Who do I need to protect?
“Me,” Micah met my gaze head-on, but I could see the lie in his eyes. He was protecting someone.
Rachel.
His sister had killed her husband. Micah was resolute in his decision to take the fall for the crime to protect his sister. I didn’t care who’d killed Callum, just knowing he was dead helped my aunt and uncle come to terms with losing Natalie. I was sorry I hadn’t been there because shooting him would have come right after torturing the fucker for what he’d done.

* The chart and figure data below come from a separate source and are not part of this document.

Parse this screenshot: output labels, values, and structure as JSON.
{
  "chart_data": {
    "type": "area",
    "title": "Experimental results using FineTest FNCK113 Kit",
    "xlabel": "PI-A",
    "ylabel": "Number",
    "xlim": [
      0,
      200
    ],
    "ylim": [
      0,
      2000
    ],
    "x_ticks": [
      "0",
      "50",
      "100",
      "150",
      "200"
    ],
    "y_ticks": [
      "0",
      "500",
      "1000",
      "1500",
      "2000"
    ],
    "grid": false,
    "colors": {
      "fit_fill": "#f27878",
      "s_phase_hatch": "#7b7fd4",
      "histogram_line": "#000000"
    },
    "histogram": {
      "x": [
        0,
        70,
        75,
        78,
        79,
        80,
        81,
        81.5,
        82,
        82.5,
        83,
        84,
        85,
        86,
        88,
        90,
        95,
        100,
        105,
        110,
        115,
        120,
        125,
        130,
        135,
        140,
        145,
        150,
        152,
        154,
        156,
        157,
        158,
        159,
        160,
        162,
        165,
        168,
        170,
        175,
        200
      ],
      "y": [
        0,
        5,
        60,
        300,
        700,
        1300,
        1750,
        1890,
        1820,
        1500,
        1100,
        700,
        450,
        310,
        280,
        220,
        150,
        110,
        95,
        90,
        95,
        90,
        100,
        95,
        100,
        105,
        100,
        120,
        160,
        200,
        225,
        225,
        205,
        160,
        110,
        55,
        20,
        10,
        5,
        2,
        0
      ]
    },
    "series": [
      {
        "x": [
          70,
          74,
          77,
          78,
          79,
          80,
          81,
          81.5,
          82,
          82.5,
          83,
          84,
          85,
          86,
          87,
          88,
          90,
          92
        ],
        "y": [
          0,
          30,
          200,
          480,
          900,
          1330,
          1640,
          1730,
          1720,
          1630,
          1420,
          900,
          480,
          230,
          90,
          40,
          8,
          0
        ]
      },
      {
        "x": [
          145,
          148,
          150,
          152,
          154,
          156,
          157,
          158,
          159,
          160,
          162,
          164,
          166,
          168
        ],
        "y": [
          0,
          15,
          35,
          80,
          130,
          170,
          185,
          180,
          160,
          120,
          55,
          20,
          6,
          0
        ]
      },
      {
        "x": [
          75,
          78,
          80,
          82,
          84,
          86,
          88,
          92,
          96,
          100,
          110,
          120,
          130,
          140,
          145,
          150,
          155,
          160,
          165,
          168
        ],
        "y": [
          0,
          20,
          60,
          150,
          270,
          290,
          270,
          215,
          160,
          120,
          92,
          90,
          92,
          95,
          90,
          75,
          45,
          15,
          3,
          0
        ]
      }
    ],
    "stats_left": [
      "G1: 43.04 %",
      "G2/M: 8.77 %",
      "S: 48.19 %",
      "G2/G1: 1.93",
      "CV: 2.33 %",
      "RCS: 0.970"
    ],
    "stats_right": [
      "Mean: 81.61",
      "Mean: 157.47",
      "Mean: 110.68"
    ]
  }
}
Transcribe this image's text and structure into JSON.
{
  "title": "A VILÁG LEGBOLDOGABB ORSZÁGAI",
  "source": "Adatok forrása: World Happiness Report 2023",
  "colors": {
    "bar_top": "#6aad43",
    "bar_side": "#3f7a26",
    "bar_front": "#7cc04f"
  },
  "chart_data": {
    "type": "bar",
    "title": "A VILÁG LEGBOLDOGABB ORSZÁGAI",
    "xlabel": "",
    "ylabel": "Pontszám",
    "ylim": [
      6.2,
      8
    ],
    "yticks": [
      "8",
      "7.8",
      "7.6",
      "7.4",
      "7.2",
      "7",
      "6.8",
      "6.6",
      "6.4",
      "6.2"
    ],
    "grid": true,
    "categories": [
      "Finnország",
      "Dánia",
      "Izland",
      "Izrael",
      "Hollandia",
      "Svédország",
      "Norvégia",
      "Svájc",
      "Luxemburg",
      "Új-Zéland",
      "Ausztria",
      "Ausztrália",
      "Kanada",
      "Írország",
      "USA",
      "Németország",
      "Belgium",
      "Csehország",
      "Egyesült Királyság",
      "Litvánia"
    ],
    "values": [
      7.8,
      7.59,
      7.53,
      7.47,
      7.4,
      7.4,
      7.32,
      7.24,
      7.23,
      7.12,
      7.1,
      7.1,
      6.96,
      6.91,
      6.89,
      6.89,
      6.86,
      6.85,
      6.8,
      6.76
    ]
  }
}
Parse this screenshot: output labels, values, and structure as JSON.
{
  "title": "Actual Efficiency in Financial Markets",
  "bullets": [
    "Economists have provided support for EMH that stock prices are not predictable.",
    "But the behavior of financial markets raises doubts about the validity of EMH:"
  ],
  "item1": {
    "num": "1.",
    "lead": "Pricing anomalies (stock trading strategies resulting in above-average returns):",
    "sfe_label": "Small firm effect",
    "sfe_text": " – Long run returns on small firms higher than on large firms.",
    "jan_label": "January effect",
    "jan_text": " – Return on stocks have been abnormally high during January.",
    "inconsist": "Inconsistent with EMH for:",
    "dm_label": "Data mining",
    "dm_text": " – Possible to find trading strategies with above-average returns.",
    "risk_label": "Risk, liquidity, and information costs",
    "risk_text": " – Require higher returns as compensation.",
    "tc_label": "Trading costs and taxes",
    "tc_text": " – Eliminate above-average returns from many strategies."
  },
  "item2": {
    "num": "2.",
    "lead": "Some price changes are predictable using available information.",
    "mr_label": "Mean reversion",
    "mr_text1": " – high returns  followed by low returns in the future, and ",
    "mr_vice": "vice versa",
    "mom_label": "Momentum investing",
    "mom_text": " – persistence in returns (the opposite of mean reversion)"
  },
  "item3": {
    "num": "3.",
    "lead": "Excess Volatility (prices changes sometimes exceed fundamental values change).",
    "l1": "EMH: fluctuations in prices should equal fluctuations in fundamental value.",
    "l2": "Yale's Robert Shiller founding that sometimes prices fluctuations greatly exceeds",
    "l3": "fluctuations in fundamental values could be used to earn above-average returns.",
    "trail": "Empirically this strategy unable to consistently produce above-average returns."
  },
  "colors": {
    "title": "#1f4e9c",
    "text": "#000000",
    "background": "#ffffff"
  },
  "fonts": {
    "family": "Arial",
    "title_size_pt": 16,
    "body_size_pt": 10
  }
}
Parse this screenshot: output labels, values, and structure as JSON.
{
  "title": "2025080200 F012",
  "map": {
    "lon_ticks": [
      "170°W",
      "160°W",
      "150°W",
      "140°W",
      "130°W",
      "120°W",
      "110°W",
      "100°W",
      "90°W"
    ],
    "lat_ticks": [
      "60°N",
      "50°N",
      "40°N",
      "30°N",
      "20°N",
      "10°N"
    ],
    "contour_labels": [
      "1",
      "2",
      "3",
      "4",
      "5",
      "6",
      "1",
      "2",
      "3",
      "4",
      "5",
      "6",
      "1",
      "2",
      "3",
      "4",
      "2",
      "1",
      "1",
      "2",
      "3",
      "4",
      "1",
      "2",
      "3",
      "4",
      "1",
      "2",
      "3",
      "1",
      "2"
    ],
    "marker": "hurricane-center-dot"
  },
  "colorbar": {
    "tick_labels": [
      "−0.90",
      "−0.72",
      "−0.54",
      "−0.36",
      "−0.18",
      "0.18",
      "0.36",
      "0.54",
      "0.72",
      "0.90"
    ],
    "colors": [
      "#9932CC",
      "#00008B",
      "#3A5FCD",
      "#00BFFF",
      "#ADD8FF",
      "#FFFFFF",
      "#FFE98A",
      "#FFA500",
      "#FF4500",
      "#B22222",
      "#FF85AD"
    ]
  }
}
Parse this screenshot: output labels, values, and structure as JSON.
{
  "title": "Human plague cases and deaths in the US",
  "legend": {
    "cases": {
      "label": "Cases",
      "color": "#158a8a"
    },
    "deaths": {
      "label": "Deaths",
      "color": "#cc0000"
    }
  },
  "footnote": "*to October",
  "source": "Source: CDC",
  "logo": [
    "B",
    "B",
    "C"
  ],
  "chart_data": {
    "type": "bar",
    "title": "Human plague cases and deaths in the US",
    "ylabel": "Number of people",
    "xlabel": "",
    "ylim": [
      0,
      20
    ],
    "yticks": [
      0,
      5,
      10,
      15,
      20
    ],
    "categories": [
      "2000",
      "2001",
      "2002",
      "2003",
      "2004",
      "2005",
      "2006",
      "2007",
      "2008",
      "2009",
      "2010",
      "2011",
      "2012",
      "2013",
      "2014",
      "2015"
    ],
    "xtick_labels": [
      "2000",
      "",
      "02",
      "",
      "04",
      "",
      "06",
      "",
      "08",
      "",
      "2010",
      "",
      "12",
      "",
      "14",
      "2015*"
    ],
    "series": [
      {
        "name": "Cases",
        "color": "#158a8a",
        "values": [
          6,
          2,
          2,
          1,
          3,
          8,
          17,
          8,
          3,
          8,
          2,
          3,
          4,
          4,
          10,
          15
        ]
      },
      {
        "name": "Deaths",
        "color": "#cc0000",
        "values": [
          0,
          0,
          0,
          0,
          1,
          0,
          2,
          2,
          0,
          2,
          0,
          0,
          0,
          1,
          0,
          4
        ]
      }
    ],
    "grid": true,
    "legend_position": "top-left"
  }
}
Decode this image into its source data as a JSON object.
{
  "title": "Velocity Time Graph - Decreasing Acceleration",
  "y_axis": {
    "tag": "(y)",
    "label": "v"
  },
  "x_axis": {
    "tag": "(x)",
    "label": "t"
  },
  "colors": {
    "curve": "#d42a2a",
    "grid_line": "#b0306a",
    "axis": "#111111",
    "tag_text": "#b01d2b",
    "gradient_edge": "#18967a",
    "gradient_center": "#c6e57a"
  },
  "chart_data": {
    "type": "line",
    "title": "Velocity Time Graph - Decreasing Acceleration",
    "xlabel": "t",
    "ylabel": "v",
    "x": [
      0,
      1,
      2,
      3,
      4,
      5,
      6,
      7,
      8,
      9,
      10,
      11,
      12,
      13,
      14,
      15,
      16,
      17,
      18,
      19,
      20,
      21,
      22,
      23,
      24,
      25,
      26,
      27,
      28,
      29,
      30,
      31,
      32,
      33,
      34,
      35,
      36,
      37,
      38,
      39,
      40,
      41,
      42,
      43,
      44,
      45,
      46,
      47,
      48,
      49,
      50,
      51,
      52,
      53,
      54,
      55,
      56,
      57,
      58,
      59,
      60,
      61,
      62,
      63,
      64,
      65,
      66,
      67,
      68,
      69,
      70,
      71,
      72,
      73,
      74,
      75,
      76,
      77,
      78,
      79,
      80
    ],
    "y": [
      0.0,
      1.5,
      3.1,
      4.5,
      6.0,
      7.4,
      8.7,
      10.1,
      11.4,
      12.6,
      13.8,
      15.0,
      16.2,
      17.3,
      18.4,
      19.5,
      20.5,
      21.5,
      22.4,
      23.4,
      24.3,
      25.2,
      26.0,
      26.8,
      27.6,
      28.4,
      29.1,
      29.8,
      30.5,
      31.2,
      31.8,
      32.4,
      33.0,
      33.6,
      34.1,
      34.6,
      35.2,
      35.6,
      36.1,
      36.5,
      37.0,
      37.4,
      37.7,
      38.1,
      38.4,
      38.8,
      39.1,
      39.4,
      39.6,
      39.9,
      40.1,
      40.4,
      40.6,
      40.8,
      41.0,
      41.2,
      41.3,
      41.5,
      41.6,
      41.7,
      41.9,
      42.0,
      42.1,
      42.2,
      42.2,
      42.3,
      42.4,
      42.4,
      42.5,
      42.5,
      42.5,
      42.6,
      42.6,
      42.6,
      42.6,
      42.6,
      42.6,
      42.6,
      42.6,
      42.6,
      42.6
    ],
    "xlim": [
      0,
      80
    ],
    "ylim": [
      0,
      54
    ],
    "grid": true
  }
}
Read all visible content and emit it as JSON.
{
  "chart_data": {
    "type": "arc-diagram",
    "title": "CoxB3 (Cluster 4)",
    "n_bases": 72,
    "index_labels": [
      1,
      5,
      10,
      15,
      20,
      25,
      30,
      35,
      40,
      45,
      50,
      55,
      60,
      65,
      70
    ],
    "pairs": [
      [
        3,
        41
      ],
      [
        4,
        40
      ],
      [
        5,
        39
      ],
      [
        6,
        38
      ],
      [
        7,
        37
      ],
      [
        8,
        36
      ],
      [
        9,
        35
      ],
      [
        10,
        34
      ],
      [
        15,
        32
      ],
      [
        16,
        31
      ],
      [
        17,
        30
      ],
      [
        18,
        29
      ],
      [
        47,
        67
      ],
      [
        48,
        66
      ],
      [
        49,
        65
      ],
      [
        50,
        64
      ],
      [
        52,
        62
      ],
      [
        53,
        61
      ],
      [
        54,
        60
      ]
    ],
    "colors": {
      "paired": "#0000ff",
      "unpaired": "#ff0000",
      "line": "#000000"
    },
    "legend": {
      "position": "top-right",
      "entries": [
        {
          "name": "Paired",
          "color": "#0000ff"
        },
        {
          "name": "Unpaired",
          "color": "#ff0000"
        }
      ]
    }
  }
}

“How long has it been down there?”
“Since just before the first time you turned up, trying to track down Rachel.” He forced a hand through his hair, on edge, so stressed he wasn’t far from marching over and turning himself in before we even knew what they’d found. I remembered the time I’d headed up here clear as day, which was enough time for the constant flow of water to wash away skin cells, sweat, and any other trace evidence. I knew this all too well from my SEAL days—training missions where we had to retrieve weapons submerged in various conditions, always clean as a whistle when we pulled them out. The truth was thatwater was a natural eraser, and any evidence left on a weapon could be obliterated in days, if not hours.
“Okay, rationally, the gun has been down there a long time, so they’d be unlikely to find DNA.”